The important point here is the value of rest. I pulled myself out of the darkness by resting. Intentional rest. Purposeful rest. And I had to fight feeling that I was being lazy. It was almost as horrible to fight that within myself as it was to go through the pain of training. But intellectually and medically I understood that the only way out was to give myself a break. So I am commenting on this today asĀ life lesson because today is my purposeful rest day. At the most, I will do one of my upper body strength routines which only takes about 30 minutes and is low aerobic stress. The remainder of the day will be rest. I will probably even take a bit of a nap. In the last week I have swam 3 miles, biked 100 miles, run 20 miles, done 3 strength routines, done 3 hours of Taekwondo for a total of about 15 hours of training. So today I will rest.
It took some time for me to get it through my thick head that training is not what makes you stronger. Resting is what makes you stronger. Training and stress breaks your body, your mind, your spirit. Then when you rest and give it time to heal, it heals back stronger. We tend to think that we need to do more and more and more to get stronger. But without intentional regular rest, it is of no use. Now of course if all you do is rest, you will end up a fat blob with heart disease, diabetes, metaboic syndrome, hypertension, depression, and co-dependency on the system to solve your problems for you. You will die young and end up at some point struggling for survival. That sounds like hell on earth to me. I want no part of it.

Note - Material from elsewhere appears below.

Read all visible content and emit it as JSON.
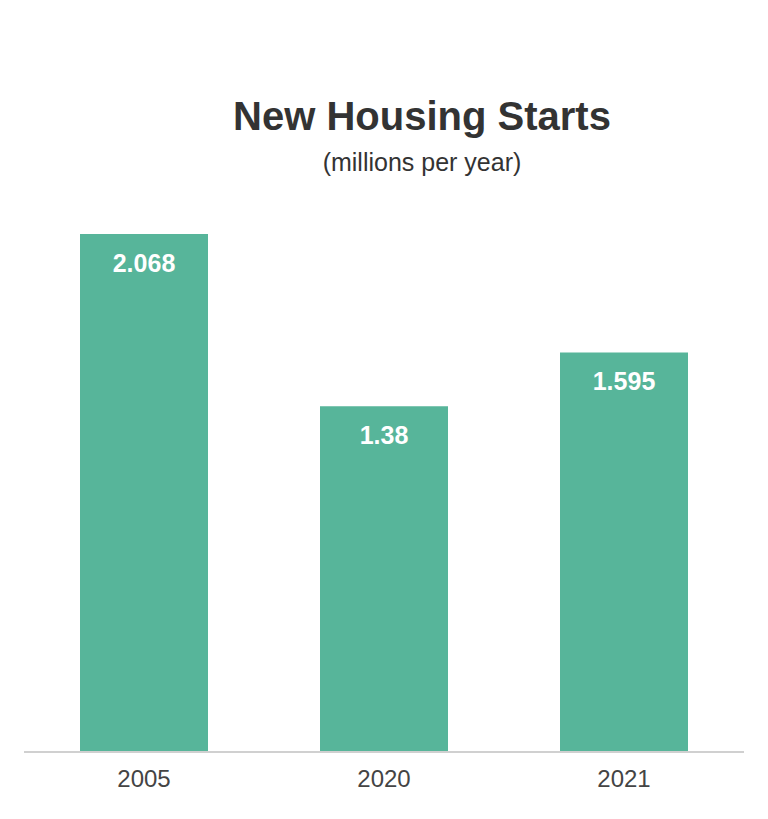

So Life Lesson #3 is how important it is to drive yourself and then rest. Not just in athletics but in other areas too. We used to be a part of a church where the basic expectation was that you were there every time the doors were open, that you had some area of “ministry” within the church, and that you bought into what they told you to believe. What this resulted in was going to 2 services on Sunday, a worship band practice on Wednesday, usually some other sort of meeting another night of the week, some wedding or baby shower on Sunday evening, some 5,000 year marriage reception on Sunday afternoon, and some other extra church-wide activity at least a couple of times a month not to mention at home time spent studying for lessons that we had to teach or music that we had to play or “homework” that had to be completed for whatever study we were a part of. It was ridiculous. We were running ourselves into the ground. It was destroying our family. So we decided we were going to rest. We now go to one, at the most two, gatherings per week at a very small, close-knit church made up of people who were just as beat up as we. We are resting.
So push yourself hard. Really hard. Expect the best. But don’t forget to rest. It’s the most important part. God seemed to know what he was saying when he suggested that rest on the 7th day was fairly important.